Fetal Spinal Cord Transplants Support Growth of Supraspinal and Segmental Projections after Cervical Spinal Cord Hemisection in the Neonatal Rat

• Published in: The Journal of neuroscience Vol. 18; no. 2; pp. 779 - 793
• Main Authors: Diener, Pamela S, Bregman, Barbara S
• Format: Journal Article
• Language: English
• Published: United States Soc Neuroscience 15.01.1998; Society for Neuroscience
• Subjects: Animals; Animals, Newborn; Axonal Transport - physiology; Cerebral Cortex - cytology; Fetal Tissue Transplantation; Motor Neurons - physiology; Nerve Tissue - transplantation; Neurons - physiology; Rats; Rats, Sprague-Dawley; Red Nucleus - cytology; Spinal Cord - surgery; Spinal Cord Injuries - surgery
• ISSN: 0270-6474; 1529-2401
• DOI: 10.1523/jneurosci.18-02-00779.1998

Cervical spinal cord injury at birth permanently disrupts forelimb function in goal-directed reaching. Transplants of fetal spinal cord tissue permit the development of skilled forelimb use and associated postural adjustments (, companion article). The aim of this study was to determine whether transplants of fetal spinal cord tissue support the remodeling of supraspinal and segmental pathways that may underlie recovery of postural reflexes and forelimb movements. Although brainstem-spinal and segmental projections to the cervical spinal cord are present at birth, skilled forelimb reaching has not yet developed. Three-day-old rats received a cervical spinal cord overhemisection with or without transplantation of fetal spinal cord tissue (embryonic day 14); unoperated pups served as normal controls.
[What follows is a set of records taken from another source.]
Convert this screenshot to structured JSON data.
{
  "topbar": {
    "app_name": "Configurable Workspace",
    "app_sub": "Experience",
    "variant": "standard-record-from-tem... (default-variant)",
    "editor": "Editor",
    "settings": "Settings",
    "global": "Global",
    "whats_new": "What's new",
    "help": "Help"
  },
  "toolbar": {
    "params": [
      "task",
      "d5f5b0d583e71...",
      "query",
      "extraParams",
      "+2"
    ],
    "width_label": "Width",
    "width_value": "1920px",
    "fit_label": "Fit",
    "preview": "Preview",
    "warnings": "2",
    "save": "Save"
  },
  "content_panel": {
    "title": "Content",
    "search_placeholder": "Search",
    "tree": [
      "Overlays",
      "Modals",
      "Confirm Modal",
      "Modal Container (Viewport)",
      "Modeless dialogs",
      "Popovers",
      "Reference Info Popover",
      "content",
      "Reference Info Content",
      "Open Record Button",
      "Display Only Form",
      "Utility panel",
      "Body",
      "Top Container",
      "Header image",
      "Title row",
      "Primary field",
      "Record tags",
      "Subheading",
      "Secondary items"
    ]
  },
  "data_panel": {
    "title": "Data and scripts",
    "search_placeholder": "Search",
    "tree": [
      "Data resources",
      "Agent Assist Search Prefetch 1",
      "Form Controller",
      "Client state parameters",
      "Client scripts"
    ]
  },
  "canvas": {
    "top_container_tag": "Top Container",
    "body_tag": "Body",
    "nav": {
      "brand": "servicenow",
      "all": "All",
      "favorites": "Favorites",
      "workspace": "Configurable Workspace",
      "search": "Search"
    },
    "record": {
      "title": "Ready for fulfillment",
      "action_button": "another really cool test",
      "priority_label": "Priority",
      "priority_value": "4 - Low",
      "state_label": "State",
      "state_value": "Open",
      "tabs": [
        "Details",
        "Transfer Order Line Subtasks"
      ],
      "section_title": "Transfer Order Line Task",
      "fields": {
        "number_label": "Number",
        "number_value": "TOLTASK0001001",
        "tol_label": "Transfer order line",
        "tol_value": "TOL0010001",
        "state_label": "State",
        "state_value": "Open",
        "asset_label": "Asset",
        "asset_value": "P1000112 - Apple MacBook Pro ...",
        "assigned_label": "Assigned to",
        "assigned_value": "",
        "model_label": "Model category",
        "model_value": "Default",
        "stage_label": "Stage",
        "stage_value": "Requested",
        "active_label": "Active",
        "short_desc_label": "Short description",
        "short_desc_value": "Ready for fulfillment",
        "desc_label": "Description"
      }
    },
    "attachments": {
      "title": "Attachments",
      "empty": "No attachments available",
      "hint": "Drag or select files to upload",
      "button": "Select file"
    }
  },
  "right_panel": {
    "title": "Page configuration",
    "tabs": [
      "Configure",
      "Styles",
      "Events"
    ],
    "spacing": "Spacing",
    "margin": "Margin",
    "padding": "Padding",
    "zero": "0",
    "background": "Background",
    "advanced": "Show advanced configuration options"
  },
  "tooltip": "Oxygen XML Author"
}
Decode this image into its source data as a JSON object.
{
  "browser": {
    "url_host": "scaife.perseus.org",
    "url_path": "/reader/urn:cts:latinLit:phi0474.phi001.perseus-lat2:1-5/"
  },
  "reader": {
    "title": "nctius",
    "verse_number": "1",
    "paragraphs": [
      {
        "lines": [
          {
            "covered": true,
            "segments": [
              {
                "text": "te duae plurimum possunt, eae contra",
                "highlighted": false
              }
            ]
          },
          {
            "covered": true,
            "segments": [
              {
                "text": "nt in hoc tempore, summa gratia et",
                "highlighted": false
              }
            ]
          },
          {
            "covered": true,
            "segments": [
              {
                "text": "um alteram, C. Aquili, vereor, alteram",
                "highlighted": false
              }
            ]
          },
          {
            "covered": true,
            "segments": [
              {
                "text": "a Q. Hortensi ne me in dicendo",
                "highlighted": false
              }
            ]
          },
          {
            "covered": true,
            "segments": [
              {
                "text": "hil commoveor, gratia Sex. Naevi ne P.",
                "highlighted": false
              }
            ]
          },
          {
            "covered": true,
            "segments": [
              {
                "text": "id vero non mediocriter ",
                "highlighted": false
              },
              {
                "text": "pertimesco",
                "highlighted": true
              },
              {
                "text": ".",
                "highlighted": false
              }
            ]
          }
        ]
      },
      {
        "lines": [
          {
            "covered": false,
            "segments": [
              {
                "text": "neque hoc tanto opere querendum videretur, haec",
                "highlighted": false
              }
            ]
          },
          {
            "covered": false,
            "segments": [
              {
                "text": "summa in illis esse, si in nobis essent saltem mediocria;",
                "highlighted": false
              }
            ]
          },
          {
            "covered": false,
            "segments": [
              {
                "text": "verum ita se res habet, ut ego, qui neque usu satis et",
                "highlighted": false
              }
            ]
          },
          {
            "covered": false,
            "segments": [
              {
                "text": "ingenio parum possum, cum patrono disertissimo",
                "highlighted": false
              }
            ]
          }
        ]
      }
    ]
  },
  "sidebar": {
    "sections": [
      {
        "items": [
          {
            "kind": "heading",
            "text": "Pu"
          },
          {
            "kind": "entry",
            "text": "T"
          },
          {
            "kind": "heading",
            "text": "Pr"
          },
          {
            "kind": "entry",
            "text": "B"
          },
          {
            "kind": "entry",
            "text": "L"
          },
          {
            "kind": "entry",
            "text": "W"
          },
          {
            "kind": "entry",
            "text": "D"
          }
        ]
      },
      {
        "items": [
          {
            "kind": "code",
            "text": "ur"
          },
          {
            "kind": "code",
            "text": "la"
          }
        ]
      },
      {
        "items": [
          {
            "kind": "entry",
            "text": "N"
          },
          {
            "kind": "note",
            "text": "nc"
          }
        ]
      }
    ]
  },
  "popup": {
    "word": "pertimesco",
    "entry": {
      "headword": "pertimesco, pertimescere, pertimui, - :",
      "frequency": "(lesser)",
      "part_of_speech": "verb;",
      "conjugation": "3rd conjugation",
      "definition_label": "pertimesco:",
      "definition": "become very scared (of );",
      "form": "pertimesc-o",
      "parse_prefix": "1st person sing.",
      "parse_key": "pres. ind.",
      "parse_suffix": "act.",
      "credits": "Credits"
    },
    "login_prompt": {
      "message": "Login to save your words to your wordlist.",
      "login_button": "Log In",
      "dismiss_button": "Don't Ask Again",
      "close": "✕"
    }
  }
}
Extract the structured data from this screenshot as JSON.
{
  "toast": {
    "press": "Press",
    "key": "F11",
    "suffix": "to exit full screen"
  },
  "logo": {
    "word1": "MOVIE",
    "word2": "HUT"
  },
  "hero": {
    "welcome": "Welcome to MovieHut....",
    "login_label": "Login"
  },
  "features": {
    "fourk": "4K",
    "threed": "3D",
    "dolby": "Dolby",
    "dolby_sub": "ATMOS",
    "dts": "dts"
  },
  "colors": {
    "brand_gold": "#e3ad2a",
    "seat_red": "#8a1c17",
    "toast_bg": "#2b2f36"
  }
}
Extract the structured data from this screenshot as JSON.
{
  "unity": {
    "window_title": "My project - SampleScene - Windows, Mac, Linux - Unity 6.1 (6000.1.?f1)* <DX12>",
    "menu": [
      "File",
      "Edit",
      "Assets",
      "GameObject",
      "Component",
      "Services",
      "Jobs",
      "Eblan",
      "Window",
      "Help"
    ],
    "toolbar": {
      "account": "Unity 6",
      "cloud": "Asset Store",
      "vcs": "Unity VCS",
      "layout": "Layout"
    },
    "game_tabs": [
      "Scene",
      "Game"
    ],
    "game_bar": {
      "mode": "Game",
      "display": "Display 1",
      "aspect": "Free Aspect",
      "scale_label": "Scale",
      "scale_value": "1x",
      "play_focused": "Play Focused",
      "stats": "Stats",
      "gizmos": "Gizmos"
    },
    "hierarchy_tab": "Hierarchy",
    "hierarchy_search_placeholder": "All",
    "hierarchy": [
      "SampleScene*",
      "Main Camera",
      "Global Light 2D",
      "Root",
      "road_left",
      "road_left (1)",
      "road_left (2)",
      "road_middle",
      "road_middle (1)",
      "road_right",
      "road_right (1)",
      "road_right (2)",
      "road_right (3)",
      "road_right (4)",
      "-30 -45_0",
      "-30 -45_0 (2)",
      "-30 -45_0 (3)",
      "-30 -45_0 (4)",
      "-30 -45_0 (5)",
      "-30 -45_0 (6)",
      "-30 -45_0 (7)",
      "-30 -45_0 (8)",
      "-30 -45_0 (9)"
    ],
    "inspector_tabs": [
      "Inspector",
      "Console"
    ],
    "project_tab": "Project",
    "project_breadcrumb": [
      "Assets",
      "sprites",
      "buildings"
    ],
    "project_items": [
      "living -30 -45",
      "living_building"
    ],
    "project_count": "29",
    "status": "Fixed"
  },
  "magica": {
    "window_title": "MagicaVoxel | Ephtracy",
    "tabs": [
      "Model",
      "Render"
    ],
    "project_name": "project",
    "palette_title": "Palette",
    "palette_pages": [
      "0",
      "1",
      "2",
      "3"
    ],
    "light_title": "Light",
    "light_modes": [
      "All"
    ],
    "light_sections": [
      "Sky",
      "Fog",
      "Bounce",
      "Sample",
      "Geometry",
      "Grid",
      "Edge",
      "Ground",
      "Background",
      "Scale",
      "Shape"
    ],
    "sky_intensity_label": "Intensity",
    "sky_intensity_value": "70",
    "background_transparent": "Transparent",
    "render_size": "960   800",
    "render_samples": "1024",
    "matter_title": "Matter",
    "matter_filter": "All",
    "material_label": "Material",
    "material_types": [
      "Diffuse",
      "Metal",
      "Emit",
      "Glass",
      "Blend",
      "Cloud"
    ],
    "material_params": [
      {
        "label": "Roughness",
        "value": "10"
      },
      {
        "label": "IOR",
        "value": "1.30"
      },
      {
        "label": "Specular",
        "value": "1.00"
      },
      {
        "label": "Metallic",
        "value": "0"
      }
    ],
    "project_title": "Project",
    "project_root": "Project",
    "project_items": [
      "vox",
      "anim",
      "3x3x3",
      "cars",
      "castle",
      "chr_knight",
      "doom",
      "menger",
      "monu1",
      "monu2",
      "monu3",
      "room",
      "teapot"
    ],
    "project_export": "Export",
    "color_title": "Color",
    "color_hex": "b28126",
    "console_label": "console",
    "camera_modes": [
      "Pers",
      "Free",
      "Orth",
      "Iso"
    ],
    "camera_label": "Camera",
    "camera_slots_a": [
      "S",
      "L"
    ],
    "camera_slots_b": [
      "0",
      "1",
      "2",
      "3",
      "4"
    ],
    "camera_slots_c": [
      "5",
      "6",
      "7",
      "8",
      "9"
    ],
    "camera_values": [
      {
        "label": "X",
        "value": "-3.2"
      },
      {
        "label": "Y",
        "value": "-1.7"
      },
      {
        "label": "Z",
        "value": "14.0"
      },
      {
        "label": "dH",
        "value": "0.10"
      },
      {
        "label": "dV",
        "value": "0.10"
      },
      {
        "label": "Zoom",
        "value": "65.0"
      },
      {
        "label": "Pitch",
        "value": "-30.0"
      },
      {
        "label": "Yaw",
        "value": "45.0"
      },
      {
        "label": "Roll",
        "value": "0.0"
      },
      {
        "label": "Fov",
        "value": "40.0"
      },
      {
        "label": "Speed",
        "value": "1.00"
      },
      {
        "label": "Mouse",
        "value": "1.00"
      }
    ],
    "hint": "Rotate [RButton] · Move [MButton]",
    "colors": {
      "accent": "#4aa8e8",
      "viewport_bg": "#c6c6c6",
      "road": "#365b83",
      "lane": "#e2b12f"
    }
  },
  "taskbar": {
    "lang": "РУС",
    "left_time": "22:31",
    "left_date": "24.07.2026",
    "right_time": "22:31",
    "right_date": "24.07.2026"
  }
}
Neuroanatomical tracing techniques were used to examine the organization of CNS pathways that may influence target-directed reaching. In animals with hemisections only, corticospinal, brainstem-spinal, and dorsal root projections within the spinal cord were decreased in number and extent. In contrast, animals receiving hemisections plus transplants exhibited growth of these projections throughout the transplant and over long distances within the host spinal cord caudal to the transplant. Raphespinal axons were apposed to numerous propriospinal neurons in control and transplant animals; these associations were greatly reduced in the lesion-only animals. These observations suggest that after neonatal cervical spinal cord injury, embryonic transplants support axonal growth of CNS pathways and specifically supraspinal input to propriospinal neurons. We suggest that after neonatal spinal injury in the rat, the transplant-mediated reestablishment of supraspinal input to spinal circuitry is the mechanism underlying the development of target-directed reaching and associated postural adjustments.